Cycling has on many occasions found itself at the forefront of doping controversy, but Brailsford says that he hopes a corner has been turned. “The more we test, the better it is for our sport,” he said. “It's essential for our sport, which has had some issues with doping.
“But the riders are starting to self-police themselves, starting to point the finger at people they suspect. For a sport like ours, that's quite a shift on 20 years ago. If that takes hold, it will be stronger than any anti-doping measure.”

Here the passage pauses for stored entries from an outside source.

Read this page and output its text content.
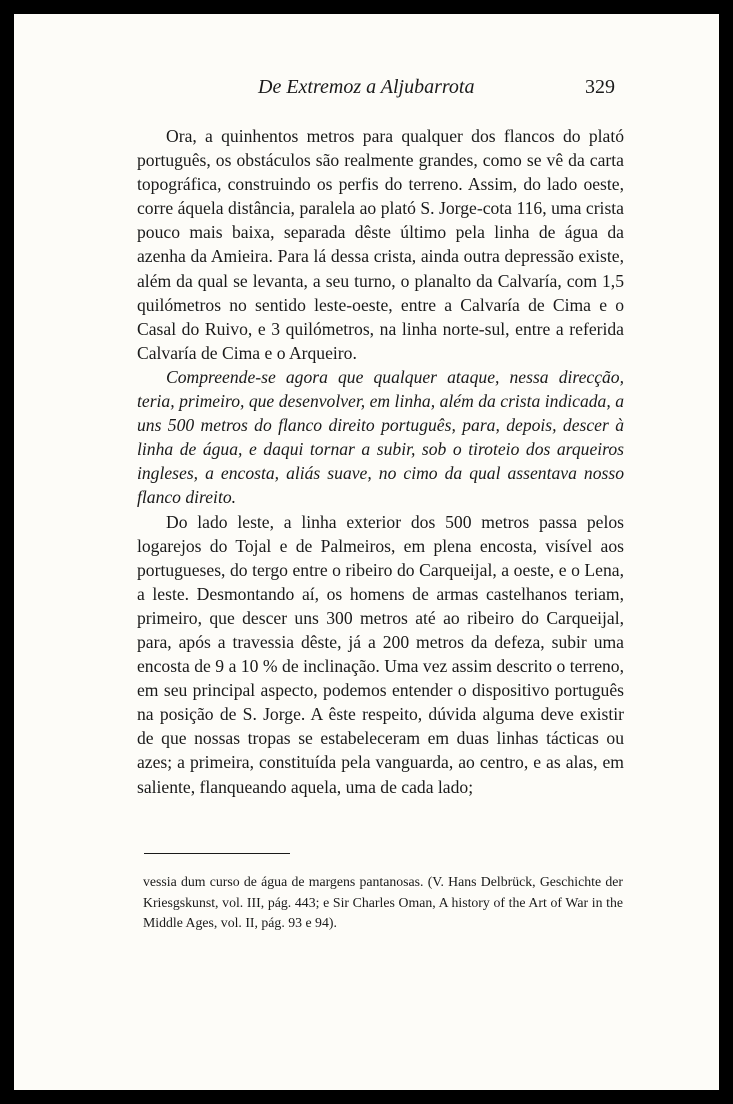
De Extremoz a Aljubarrota	329

Ora, a quinhentos metros para qualquer dos flancos do plató português, os obstáculos são realmente grandes, como se vê da carta topográfica, construindo os perfis do terreno. Assim, do lado oeste, corre áquela distância, paralela ao plató S. Jorge-cota 116, uma crista pouco mais baixa, separada dêste último pela linha de água da azenha da Amieira. Para lá dessa crista, ainda outra depressão existe, além da qual se levanta, a seu turno, o planalto da Calvaría, com 1,5 quilómetros no sentido leste-oeste, entre a Calvaría de Cima e o Casal do Ruivo, e 3 quilómetros, na linha norte-sul, entre a referida Calvaría de Cima e o Arqueiro.

Compreende-se agora que qualquer ataque, nessa direcção, teria, primeiro, que desenvolver, em linha, além da crista indicada, a uns 500 metros do flanco direito português, para, depois, descer à linha de água, e daqui tornar a subir, sob o tiroteio dos arqueiros ingleses, a encosta, aliás suave, no cimo da qual assentava nosso flanco direito.

Do lado leste, a linha exterior dos 500 metros passa pelos logarejos do Tojal e de Palmeiros, em plena encosta, visível aos portugueses, do tergo entre o ribeiro do Carqueijal, a oeste, e o Lena, a leste. Desmontando aí, os homens de armas castelhanos teriam, primeiro, que descer uns 300 metros até ao ribeiro do Carqueijal, para, após a travessia dêste, já a 200 metros da defeza, subir uma encosta de 9 a 10 % de inclinação. Uma vez assim descrito o terreno, em seu principal aspecto, podemos entender o dispositivo português na posição de S. Jorge. A êste respeito, dúvida alguma deve existir de que nossas tropas se estabeleceram em duas linhas tácticas ou azes; a primeira, constituída pela vanguarda, ao centro, e as alas, em saliente, flanqueando aquela, uma de cada lado;

vessia dum curso de água de margens pantanosas. (V. Hans Delbrück, Geschichte der Kriesgskunst, vol. III, pág. 443; e Sir Charles Oman, A history of the Art of War in the Middle Ages, vol. II, pág. 93 e 94).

The British presence in the Olympic Village swelled yesterday from 50 athletes to 142, some way short of half the team of 313 that will compete at the Games - an increase of 15 per cent on the number that took part in Athens.
Rain could threaten Friday's opening ceremony, but it is needed to keep the smog at bay. Elsewhere, the weather was proving agreeable, too. The threat of a typhoon engulfing the Britain holding camp in Macau - it is also a risk to the equestrianism events in Hong Kong - has dissipated and a welcome breeze has been blowing in Qingdao, where the sailing events will be held.
“It has been windy in Macau,” Clegg said. “It is expected to rise to a level three [typhoon signal] later today, but that is still well short of the level eight that would lead to closing down that facility.
“I was down at Qingdao at the beginning of the week and there was quite a lot of wind. I don't have any updates at the moment. The [sailing] team have been in Qingdao for four weeks and have gone to Shanghai for three to four days' relaxation. Wind there would obviously be helpful to our chances.”